- Steven Le Vine
Making The Case For 'Good' PR (And Five Ways To Achieve It)
See the original post by Steven Le Vine on Forbes
At one time, the term "public relations" was reserved almost exclusively for those in the upper echelons of the corporate world. In recent years, it has become routine lingo for small business owners and lower-level management.
Over the last 10 years, public relations, or PR, has become embedded in our everyday vernacular with celebrity scandals and crises leading the way in our news cycle. Many people believe that PR pertains only to representation of high-profile people and brands. In fact, the term is merely representative of the practice of managing the spread of information and is neutral. However, its intent is to mainly foster or maintain a favorable image -- in other words, "good PR."

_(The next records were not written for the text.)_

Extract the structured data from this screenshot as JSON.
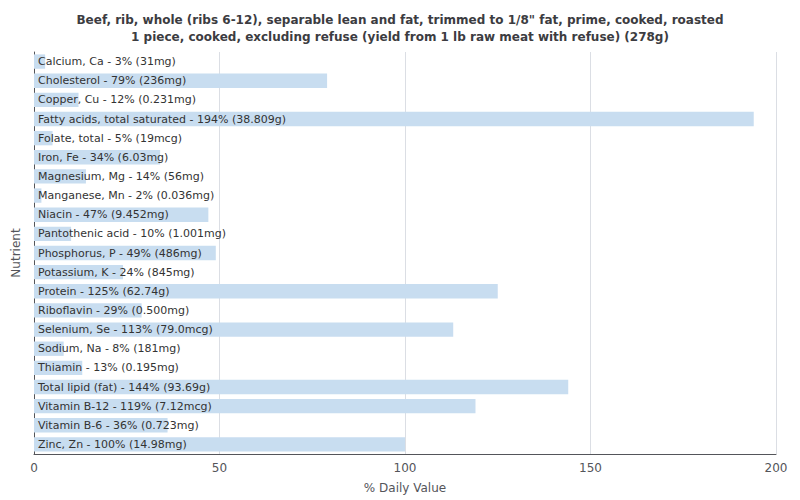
{
  "chart_data": {
    "type": "bar",
    "orientation": "horizontal",
    "title": "Beef, rib, whole (ribs 6-12), separable lean and fat, trimmed to 1/8\" fat, prime, cooked, roasted\n1 piece, cooked, excluding refuse (yield from 1 lb raw meat with refuse) (278g)",
    "xlabel": "% Daily Value",
    "ylabel": "Nutrient",
    "categories": [
      "Calcium, Ca - 3% (31mg)",
      "Cholesterol - 79% (236mg)",
      "Copper, Cu - 12% (0.231mg)",
      "Fatty acids, total saturated - 194% (38.809g)",
      "Folate, total - 5% (19mcg)",
      "Iron, Fe - 34% (6.03mg)",
      "Magnesium, Mg - 14% (56mg)",
      "Manganese, Mn - 2% (0.036mg)",
      "Niacin - 47% (9.452mg)",
      "Pantothenic acid - 10% (1.001mg)",
      "Phosphorus, P - 49% (486mg)",
      "Potassium, K - 24% (845mg)",
      "Protein - 125% (62.74g)",
      "Riboflavin - 29% (0.500mg)",
      "Selenium, Se - 113% (79.0mcg)",
      "Sodium, Na - 8% (181mg)",
      "Thiamin - 13% (0.195mg)",
      "Total lipid (fat) - 144% (93.69g)",
      "Vitamin B-12 - 119% (7.12mcg)",
      "Vitamin B-6 - 36% (0.723mg)",
      "Zinc, Zn - 100% (14.98mg)"
    ],
    "values": [
      3,
      79,
      12,
      194,
      5,
      34,
      14,
      2,
      47,
      10,
      49,
      24,
      125,
      29,
      113,
      8,
      13,
      144,
      119,
      36,
      100
    ],
    "color": "#c8ddf0",
    "xlim": [
      0,
      200
    ],
    "xticks": [
      0,
      50,
      100,
      150,
      200
    ],
    "grid": true,
    "tick_labels": "x"
  }
}
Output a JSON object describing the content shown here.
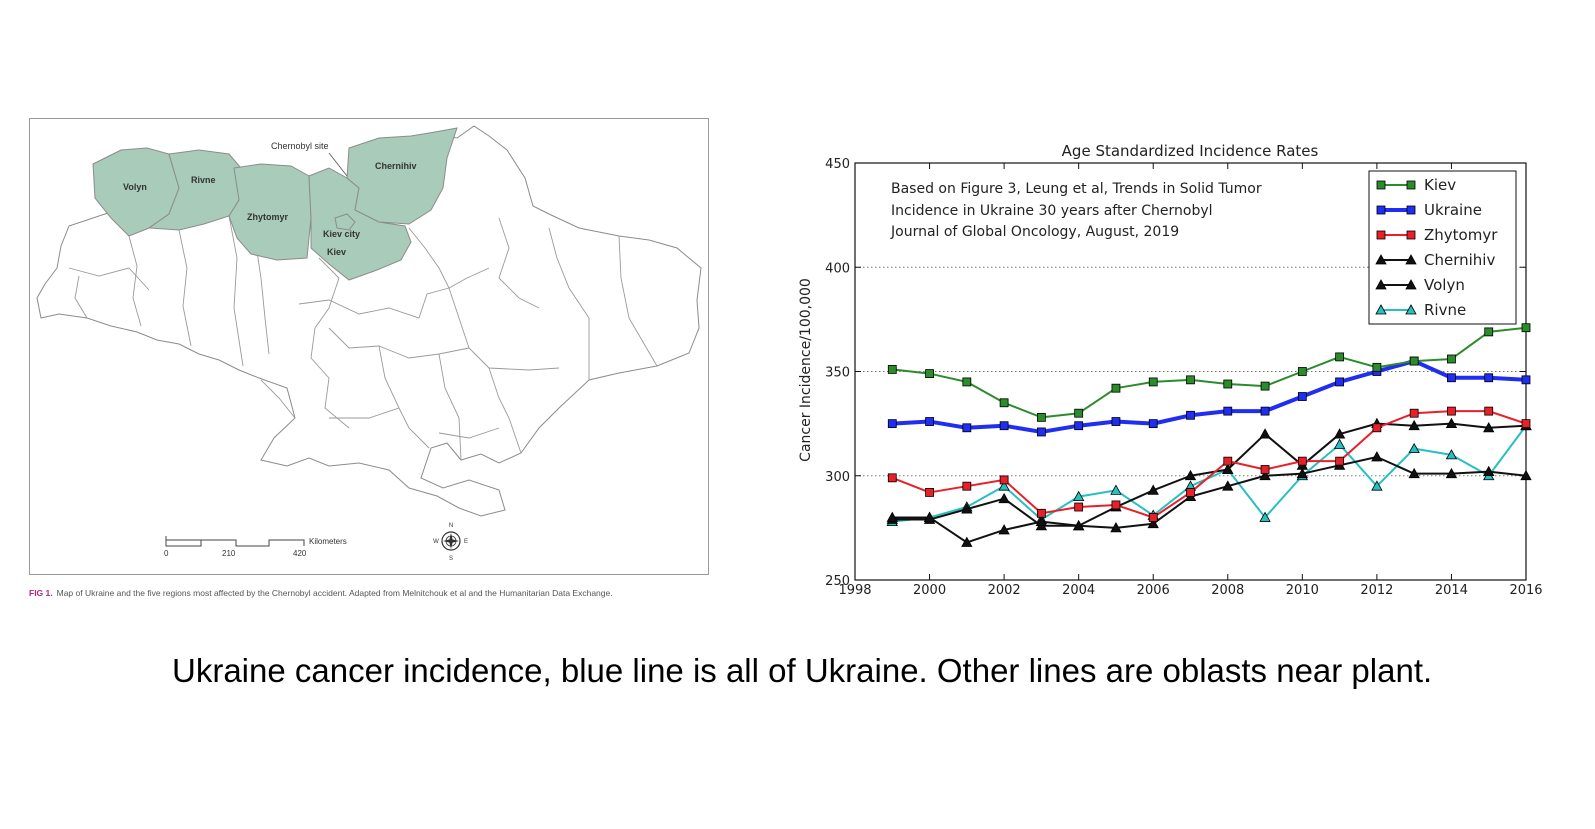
{
  "map": {
    "regions": {
      "volyn": "Volyn",
      "rivne": "Rivne",
      "zhytomyr": "Zhytomyr",
      "kiev_city": "Kiev city",
      "kiev": "Kiev",
      "chernihiv": "Chernihiv"
    },
    "site_label": "Chernobyl site",
    "scale": {
      "ticks": [
        "0",
        "210",
        "420"
      ],
      "unit": "Kilometers"
    },
    "compass": {
      "n": "N",
      "s": "S",
      "e": "E",
      "w": "W"
    },
    "figure_number": "FIG 1.",
    "figure_caption": "Map of Ukraine and the five regions most affected by the Chernobyl accident. Adapted from Melnitchouk et al and the Humanitarian Data Exchange.",
    "colors": {
      "affected": "#a9cbb9",
      "outline": "#8c8c8c"
    }
  },
  "chart_data": {
    "type": "line",
    "title": "Age Standardized Incidence Rates",
    "ylabel": "Cancer Incidence/100,000",
    "xlim": [
      1998,
      2016
    ],
    "ylim": [
      250,
      450
    ],
    "xticks": [
      1998,
      2000,
      2002,
      2004,
      2006,
      2008,
      2010,
      2012,
      2014,
      2016
    ],
    "yticks": [
      250,
      300,
      350,
      400,
      450
    ],
    "grid": "horizontal dotted",
    "legend_position": "top-right",
    "annotation": [
      "Based on Figure 3, Leung et al, Trends in Solid Tumor",
      "Incidence in Ukraine 30 years after Chernobyl",
      "Journal of Global Oncology, August, 2019"
    ],
    "x": [
      1999,
      2000,
      2001,
      2002,
      2003,
      2004,
      2005,
      2006,
      2007,
      2008,
      2009,
      2010,
      2011,
      2012,
      2013,
      2014,
      2015,
      2016
    ],
    "series": [
      {
        "name": "Kiev",
        "color": "#2a8c2a",
        "marker": "square",
        "values": [
          351,
          349,
          345,
          335,
          328,
          330,
          342,
          345,
          346,
          344,
          343,
          350,
          357,
          352,
          355,
          356,
          369,
          371
        ]
      },
      {
        "name": "Ukraine",
        "color": "#1f2ef0",
        "marker": "square",
        "values": [
          325,
          326,
          323,
          324,
          321,
          324,
          326,
          325,
          329,
          331,
          331,
          338,
          345,
          350,
          355,
          347,
          347,
          346
        ]
      },
      {
        "name": "Zhytomyr",
        "color": "#e8202a",
        "marker": "square",
        "values": [
          299,
          292,
          295,
          298,
          282,
          285,
          286,
          280,
          292,
          307,
          303,
          307,
          307,
          323,
          330,
          331,
          331,
          325
        ]
      },
      {
        "name": "Chernihiv",
        "color": "#111111",
        "marker": "triangle",
        "values": [
          280,
          280,
          268,
          274,
          278,
          276,
          275,
          277,
          290,
          295,
          300,
          301,
          305,
          309,
          301,
          301,
          302,
          300
        ]
      },
      {
        "name": "Volyn",
        "color": "#111111",
        "marker": "triangle",
        "values": [
          279,
          279,
          284,
          289,
          276,
          276,
          285,
          293,
          300,
          303,
          320,
          305,
          320,
          325,
          324,
          325,
          323,
          324
        ]
      },
      {
        "name": "Rivne",
        "color": "#27c0c0",
        "marker": "triangle",
        "values": [
          278,
          280,
          285,
          295,
          279,
          290,
          293,
          281,
          295,
          303,
          280,
          300,
          315,
          295,
          313,
          310,
          300,
          324
        ]
      }
    ]
  },
  "caption": "Ukraine cancer incidence, blue line is all of Ukraine. Other lines are oblasts near plant."
}
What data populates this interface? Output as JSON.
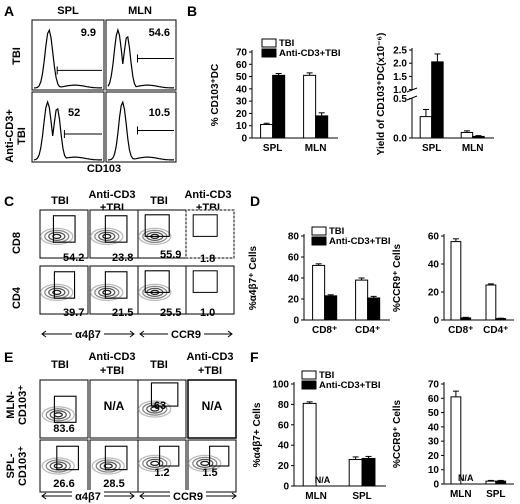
{
  "panels": {
    "A": {
      "letter": "A",
      "cols": [
        "SPL",
        "MLN"
      ],
      "rows": [
        "TBI",
        "Anti-CD3+",
        "TBI"
      ],
      "values": [
        "9.9",
        "54.6",
        "52",
        "10.5"
      ],
      "xlabel": "CD103"
    },
    "C": {
      "letter": "C",
      "cols": [
        "TBI",
        "Anti-CD3",
        "+TBI",
        "TBI",
        "Anti-CD3",
        "+TBI"
      ],
      "rows": [
        "CD8",
        "CD4"
      ],
      "values": [
        "54.2",
        "23.8",
        "55.9",
        "1.8",
        "39.7",
        "21.5",
        "25.5",
        "1.0"
      ],
      "xlabels": [
        "α4β7",
        "CCR9"
      ]
    },
    "E": {
      "letter": "E",
      "cols": [
        "TBI",
        "Anti-CD3",
        "+TBI",
        "TBI",
        "Anti-CD3",
        "+TBI"
      ],
      "rows": [
        "MLN-",
        "CD103⁺",
        "SPL-",
        "CD103⁺"
      ],
      "values": [
        "83.6",
        "N/A",
        "63",
        "N/A",
        "26.6",
        "28.5",
        "1.2",
        "1.5"
      ],
      "xlabels": [
        "α4β7",
        "CCR9"
      ]
    }
  },
  "chart_data": [
    {
      "panel": "B",
      "type": "bar",
      "categories": [
        "SPL",
        "MLN"
      ],
      "series": [
        {
          "name": "TBI",
          "color": "#ffffff",
          "values": [
            11,
            51
          ],
          "errors": [
            1,
            2
          ]
        },
        {
          "name": "Anti-CD3+TBI",
          "color": "#000000",
          "values": [
            51,
            18
          ],
          "errors": [
            1.5,
            2.5
          ]
        }
      ],
      "ylabel": "% CD103⁺DC",
      "ylim": [
        0,
        70
      ],
      "yticks": [
        "0",
        "10",
        "20",
        "30",
        "40",
        "50",
        "60",
        "70"
      ]
    },
    {
      "panel": "B2",
      "type": "bar",
      "categories": [
        "SPL",
        "MLN"
      ],
      "series": [
        {
          "name": "TBI",
          "color": "#ffffff",
          "values": [
            0.27,
            0.07
          ],
          "errors": [
            0.09,
            0.02
          ]
        },
        {
          "name": "Anti-CD3+TBI",
          "color": "#000000",
          "values": [
            2.05,
            0.02
          ],
          "errors": [
            0.3,
            0.01
          ]
        }
      ],
      "ylabel": "Yield of CD103⁺DC(x10⁻⁶)",
      "ylim": [
        0,
        2.5
      ],
      "yticks": [
        "0.0",
        "0.5",
        "1.0",
        "1.5",
        "2.0",
        "2.5"
      ],
      "break": [
        0.5,
        1.0
      ]
    },
    {
      "panel": "D",
      "type": "bar",
      "categories": [
        "CD8⁺",
        "CD4⁺"
      ],
      "series": [
        {
          "name": "TBI",
          "color": "#ffffff",
          "values": [
            52,
            38
          ],
          "errors": [
            1.5,
            2
          ]
        },
        {
          "name": "Anti-CD3+TBI",
          "color": "#000000",
          "values": [
            23,
            21
          ],
          "errors": [
            1,
            1.5
          ]
        }
      ],
      "ylabel": "%α4β7⁺ Cells",
      "ylim": [
        0,
        80
      ],
      "yticks": [
        "0",
        "20",
        "40",
        "60",
        "80"
      ]
    },
    {
      "panel": "D2",
      "type": "bar",
      "categories": [
        "CD8⁺",
        "CD4⁺"
      ],
      "series": [
        {
          "name": "TBI",
          "color": "#ffffff",
          "values": [
            56,
            25
          ],
          "errors": [
            2,
            0.8
          ]
        },
        {
          "name": "Anti-CD3+TBI",
          "color": "#000000",
          "values": [
            1.5,
            1
          ],
          "errors": [
            0.4,
            0.3
          ]
        }
      ],
      "ylabel": "%CCR9⁺ Cells",
      "ylim": [
        0,
        60
      ],
      "yticks": [
        "0",
        "20",
        "40",
        "60"
      ]
    },
    {
      "panel": "F",
      "type": "bar",
      "categories": [
        "MLN",
        "SPL"
      ],
      "series": [
        {
          "name": "TBI",
          "color": "#ffffff",
          "values": [
            81,
            26
          ],
          "errors": [
            1.5,
            2.5
          ]
        },
        {
          "name": "Anti-CD3+TBI",
          "color": "#000000",
          "values": [
            null,
            27
          ],
          "errors": [
            null,
            2
          ]
        }
      ],
      "ylabel": "%α4β7+ Cells",
      "ylim": [
        0,
        100
      ],
      "yticks": [
        "0",
        "20",
        "40",
        "60",
        "80",
        "100"
      ],
      "na_label": "N/A"
    },
    {
      "panel": "F2",
      "type": "bar",
      "categories": [
        "MLN",
        "SPL"
      ],
      "series": [
        {
          "name": "TBI",
          "color": "#ffffff",
          "values": [
            61,
            2
          ],
          "errors": [
            4,
            0.5
          ]
        },
        {
          "name": "Anti-CD3+TBI",
          "color": "#000000",
          "values": [
            null,
            2
          ],
          "errors": [
            null,
            0.5
          ]
        }
      ],
      "ylabel": "%CCR9⁺ Cells",
      "ylim": [
        0,
        70
      ],
      "yticks": [
        "0",
        "10",
        "20",
        "30",
        "40",
        "50",
        "60",
        "70"
      ],
      "na_label": "N/A"
    }
  ],
  "letters": {
    "B": "B",
    "D": "D",
    "F": "F"
  }
}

Good PR does not have the market cornered on being media-driven. Actually, cultivating good PR can relate to many different areas. Here are five ways in which an individual or brand can strive to maintain good PR:
Governmental Transparency And Community Relations
These days, our news cycle is monopolized by stories of governmental gridlock, leading to lack of trust and a growing tribal mentality. It has become all too common for news on politics to focus on divisiveness and clickbait headlines, quotes pulled out of context and politicians being politicians, rather than elected representatives of their constituents.
While this may drive ratings skyward for media and may even prove to be good PR for said politicians on a certain level (as making headlines might make an elected official a household name overnight), it’s not good PR for our governmental institutions or public trust.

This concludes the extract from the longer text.